Mona Hatoum's 3-D Cities. The UK-based artist, who was born in Palestine, admits her work has a 'political dimension'. Courtesy Fakhri Al-Alami
Mona Hatoum's 3-D Cities. The UK-based artist, who was born in Palestine, admits her work has a 'political dimension'. Courtesy Fakhri Al-Alami

The art of hospitality at the UK's Liverpool Biennial



It's the largest contemporary art festival in the UK, but Liverpool Biennial returns this weekend with a firmly international focus. The intriguing working title – The Unexpected Guest – might initially sound like the city is not quite sure who will turn up, but there's a more thoughtful concept at play here. The biennial has asked more than 60 artists from across the world to explore the idea of hospitality. The programme notes talk of not just the welcome extended to strangers, but how globalisation and migration between nations and cultures inspires artists.

In that context, the participation of the London-based Israeli artist Oreet Ashery makes perfect sense. Ashery left Jerusalem in 1987 for both personal and political reasons.

As a teenager, she joined peace movements and went on marches opposing the occupation of Palestine, but was called up for army service. After desperately trying to avoid what she has previously called "the nationalistic militant mentality" in Israel, she moved to the UK and her art career blossomed, producing site-specific work in a variety of guises, including an orthodox Jewish man, a fat farmer and a rabbit.

Almost 25 years later, she's still having fun investigating race, gender and the Arab and Muslim world, and her work at Liverpool, Party For Freedom, is a film that deftly investigates why immigration and Islam is still seen by some as a threat to western values of freedom.

"Party For Freedom refers to the Netherlands' right-wing political party, whose leader really did claim that Islam was a threat," she explains while on a break from installing her work.

"It's a ridiculous statement, obviously, so what I've tried to do through the visuals and the music is make his statements seem almost comical. I think, when you pick apart propaganda like this, the paranoia becomes obvious."

Ashery isn't the only artist at Liverpool Biennial to explore the Arab diaspora. Mona Hatoum, who was born in Palestine and settled in the UK when the Lebanese civil war broke out, doesn't like to think of her work as purely "about Palestine", but admits it has a political dimension. She brings a selection of recent works that largely use the idea of the map to explore cultural or political ignorance.

In Afghan (Red And Black), a traditional carpet appears to be worn out and ready for the tip. It's only when you look again that you realise the worn areas are actually a world map. Present Tense, a map of territories intended to be returned to Palestinian control after the 1993 Oslo Peace Accord, is made of olive-oil soap from Nablis, in the hope that one day the borders, like the soap, will be washed away.

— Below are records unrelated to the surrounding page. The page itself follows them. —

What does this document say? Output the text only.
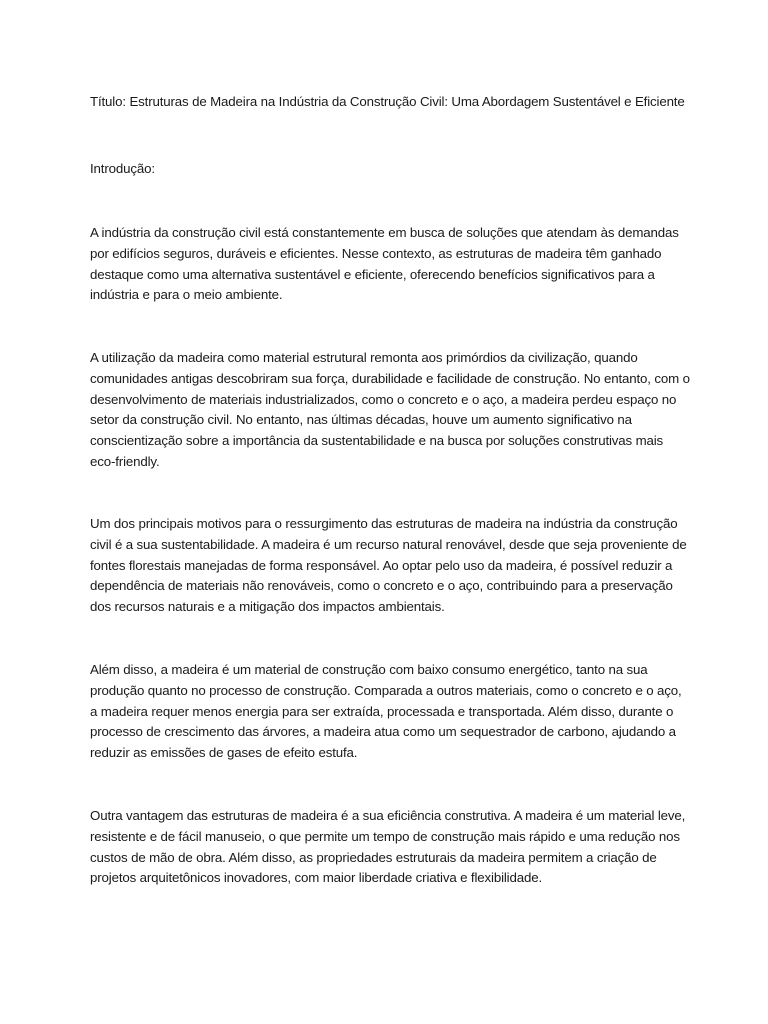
Título: Estruturas de Madeira na Indústria da Construção Civil: Uma Abordagem Sustentável e Eficiente

Introdução:

A indústria da construção civil está constantemente em busca de soluções que atendam às demandas por edifícios seguros, duráveis e eficientes. Nesse contexto, as estruturas de madeira têm ganhado destaque como uma alternativa sustentável e eficiente, oferecendo benefícios significativos para a indústria e para o meio ambiente.

A utilização da madeira como material estrutural remonta aos primórdios da civilização, quando comunidades antigas descobriram sua força, durabilidade e facilidade de construção. No entanto, com o desenvolvimento de materiais industrializados, como o concreto e o aço, a madeira perdeu espaço no setor da construção civil. No entanto, nas últimas décadas, houve um aumento significativo na conscientização sobre a importância da sustentabilidade e na busca por soluções construtivas mais eco-friendly.

Um dos principais motivos para o ressurgimento das estruturas de madeira na indústria da construção civil é a sua sustentabilidade. A madeira é um recurso natural renovável, desde que seja proveniente de fontes florestais manejadas de forma responsável. Ao optar pelo uso da madeira, é possível reduzir a dependência de materiais não renováveis, como o concreto e o aço, contribuindo para a preservação dos recursos naturais e a mitigação dos impactos ambientais.

Além disso, a madeira é um material de construção com baixo consumo energético, tanto na sua produção quanto no processo de construção. Comparada a outros materiais, como o concreto e o aço, a madeira requer menos energia para ser extraída, processada e transportada. Além disso, durante o processo de crescimento das árvores, a madeira atua como um sequestrador de carbono, ajudando a reduzir as emissões de gases de efeito estufa.

Outra vantagem das estruturas de madeira é a sua eficiência construtiva. A madeira é um material leve, resistente e de fácil manuseio, o que permite um tempo de construção mais rápido e uma redução nos custos de mão de obra. Além disso, as propriedades estruturais da madeira permitem a criação de projetos arquitetônicos inovadores, com maior liberdade criativa e flexibilidade.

Liverpool Biennial also offers another opportunity to see Kader Attia's Oil And Sugar #2. The French artist, who is of Algerian descent, pours motor oil on to a cube of sugar. As the white solid crumbles and dissolves into the viscous oil, it's difficult not to note the contemporary metaphors of politics and religion. His other work at the festival, Untitled (Ghardaïa), is similarly dramatic. It seems like a scale model of the Algerian World Heritage Site so beloved of the legendary Western architect, Le Corbusier, but closer inspection reveals Attia has constructed the entire piece from couscous.

Ashery, Hatoum and Attia are only a small part of this huge festival of art, which opens with The Source, the film exploring the creative process by the Californian artist Doug Aitkin. Tilda Swinton and Jack White are among the commentators, and the film is to be screened inside a special pavilion created by the architect David Adjaye. Nevertheless, there is the feeling that art inspired by the Arab world is making its mark.

"I must say, in some ways, it doesn't seem like the understanding of cultures alien to the West is getting any better, especially when you still see such huge incidences of hatred," says Ashery. But then, showing work at Liverpool Biennial does prove there is much more awareness and consciousness, that people aren't sucked into the propaganda. It's a long, long journey we're on."